Looking forward to seeing them in person


----------



## luckyfind (Apr 21, 2010)

Shelley you definately got the catch of the year.Just love those Solomans.
Laurence


----------



## April (Apr 21, 2010)

i want those fish..they were in my boxes...i love the spotty one..love her face. im sure shes a her. very sweet look to her. excellent shape . love all of them.


----------



## Chappy (Apr 21, 2010)

Yeah, they're alright I guess. Too bad about the chipped eyes, beaked noses, pinched foreheads and gigantic eyes  Drove home in RECORD time this afternoon - I couldn't wait to see them. I just about came home at lunchtime 

And PLEASE don't wish any more females on me.....I am SO done with females.....NO MORE. Only boys in my tanks  She's most certainly a he.
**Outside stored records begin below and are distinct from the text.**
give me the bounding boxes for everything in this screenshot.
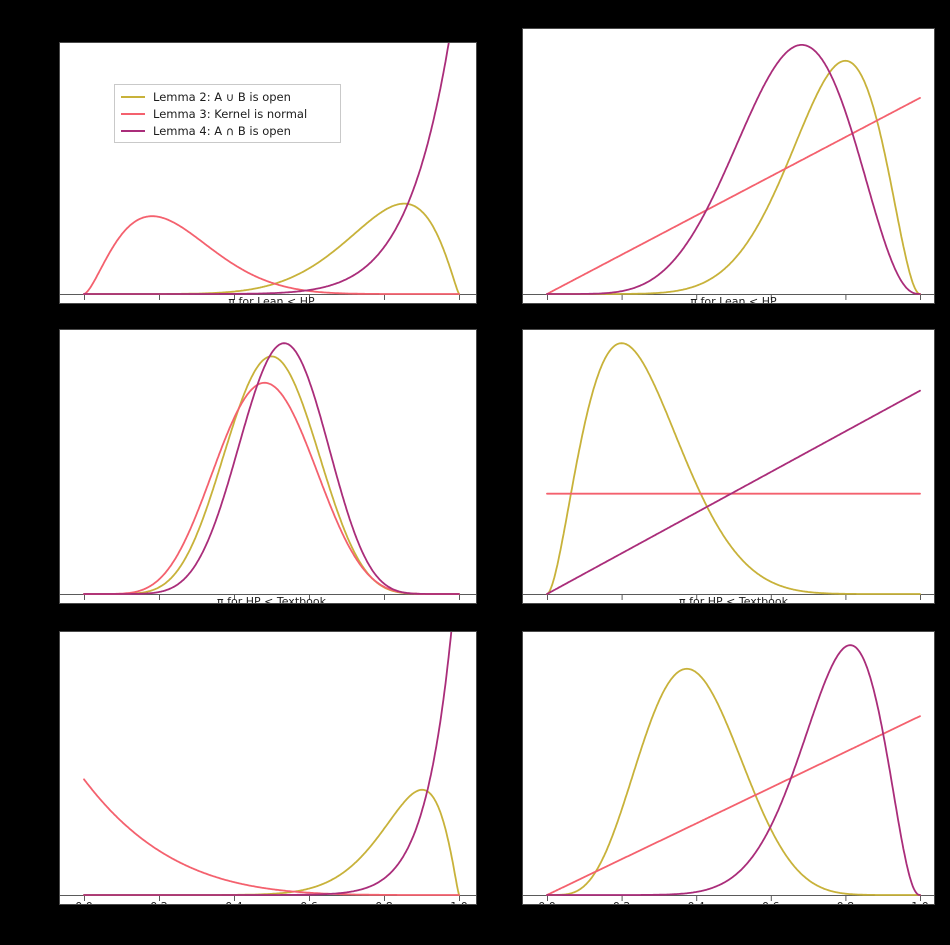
curve-lemma2 xyxy=(546,59,921,295)
curve-lemma2 xyxy=(83,788,460,896)
lemma4-line-swatch xyxy=(121,129,145,132)
x-tick-label: 0.6 xyxy=(292,901,326,905)
plot-area xyxy=(60,43,476,300)
x-tick-label: 0.4 xyxy=(679,901,713,905)
curve-lemma4 xyxy=(83,632,453,896)
legend-entry: Lemma 4: A ∩ B is open xyxy=(121,124,334,138)
plot-area xyxy=(60,342,476,600)
x-tick-label: 1.0 xyxy=(442,901,476,905)
x-tick-label: 0.4 xyxy=(217,901,251,905)
x-axis-label: π for Lean < HP xyxy=(228,295,315,304)
curve-lemma3 xyxy=(83,778,460,896)
subplot-row1-col2: π for Lean < HP xyxy=(522,28,935,304)
x-tick-label: 0.0 xyxy=(67,901,101,905)
curve-lemma3 xyxy=(83,215,460,295)
curve-lemma3 xyxy=(546,97,921,295)
legend: Lemma 2: A ∪ B is open Lemma 3: Kernel i… xyxy=(114,84,341,143)
curve-lemma2 xyxy=(546,667,921,896)
plot-area xyxy=(523,644,934,901)
x-axis-label: π for HP < Textbook xyxy=(679,595,788,604)
legend-label: Lemma 4: A ∩ B is open xyxy=(153,123,291,138)
lemma3-line-swatch xyxy=(121,112,145,115)
x-tick-label: 0.6 xyxy=(754,901,788,905)
curve-lemma2 xyxy=(546,342,921,595)
lemma2-line-swatch xyxy=(121,95,145,98)
subplot-row2-col2: π for HP < Textbook xyxy=(522,329,935,604)
curve-lemma4 xyxy=(83,342,460,595)
subplot-row2-col1: π for HP < Textbook xyxy=(59,329,477,604)
curve-lemma4 xyxy=(546,644,921,896)
plot-area xyxy=(523,43,934,300)
x-tick-label: 1.0 xyxy=(903,901,934,905)
x-axis-label: π for Lean < HP xyxy=(690,295,777,304)
legend-entry: Lemma 3: Kernel is normal xyxy=(121,107,334,121)
subplot-row3-col1: 0.0 0.2 0.4 0.6 0.8 1.0 xyxy=(59,631,477,905)
x-tick-label: 0.2 xyxy=(605,901,639,905)
legend-label: Lemma 2: A ∪ B is open xyxy=(153,89,291,104)
curve-lemma2 xyxy=(83,355,460,595)
x-tick-label: 0.2 xyxy=(142,901,176,905)
x-tick-label: 0.0 xyxy=(530,901,564,905)
curve-lemma3 xyxy=(83,381,460,595)
subplot-row3-col2: 0.0 0.2 0.4 0.6 0.8 1.0 xyxy=(522,631,935,905)
x-tick-label: 0.8 xyxy=(367,901,401,905)
curve-lemma4 xyxy=(546,43,921,295)
x-tick-label: 0.8 xyxy=(828,901,862,905)
subplot-row1-col1: Lemma 2: A ∪ B is open Lemma 3: Kernel i… xyxy=(59,42,477,304)
legend-label: Lemma 3: Kernel is normal xyxy=(153,106,308,121)
curve-lemma3 xyxy=(546,715,921,896)
x-axis-label: π for HP < Textbook xyxy=(217,595,326,604)
curve-lemma4 xyxy=(83,43,450,295)
plot-area xyxy=(523,342,934,600)
legend-entry: Lemma 2: A ∪ B is open xyxy=(121,90,334,104)
plot-area xyxy=(60,632,476,901)
curve-lemma4 xyxy=(546,389,921,595)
I'll probably see you tomorrow. Have to see this dead guy everyone talks about


----------



## April (Apr 21, 2010)

good come on down..we will have a party while april grooms dogs. .,i hope he comes..


----------



## josephl (Apr 21, 2010)

Very nice fish Shelley. 

Yes I'm late responding, I didn't realize that you had posted pics until Charles told me last night


----------



## Chappy (Apr 21, 2010)

April - Solomon #2 is most definitely a FEMALE - drats!!!! The green with the red spots (yup, that's a GREEN) hasn't decided which team it's on  You jinxed me, dang you!!!!! With everything else going on in my life right now, spawning Solomons......, yup, JUST WHAT I NEED


----------



## 2wheelsx2 (Apr 21, 2010)

Sounds like a problem everyone else would love to have.....hmmmm maybe some juvie Solomons in my cube in 6 months.


----------



## Chappy (Apr 21, 2010)

I'll put you at the front of the line, Gary


----------



## Chappy (Apr 21, 2010)

josephl said:


> Very nice fish Shelley.
> 
> Yes I'm late responding, I didn't realize that you had posted pics until Charles told me last night


If you remember, they were suppose to be going to you - that's the reason I bought the second one, but I don't know what ever happened with that plan. Oh well - I'm more than happy to keep them


----------



## April (Apr 21, 2010)

i knew she was a female.she had that sweet look to her. lol. .get her togeather with someone..and ill take the babies to raise. tell dale he sent the wrong fish..its breeding away..he couldve been using her..lol. wonder if she bred for him? most likely he figured she wasnt doing her part..so ditched her. lol.


----------



## josephl (Apr 21, 2010)

Embersmom said:


> If you remember, they were suppose to be going to you - that's the reason I bought the second one, but I don't know what ever happened with that plan. Oh well - I'm more than happy to keep them


I'm out of room is what happened, unless you want a 3 or 4 for one trade


----------



## JUICE (Jan 4, 2020)

why is shellys name listed as "Na " ?? what did u i miss ??


----------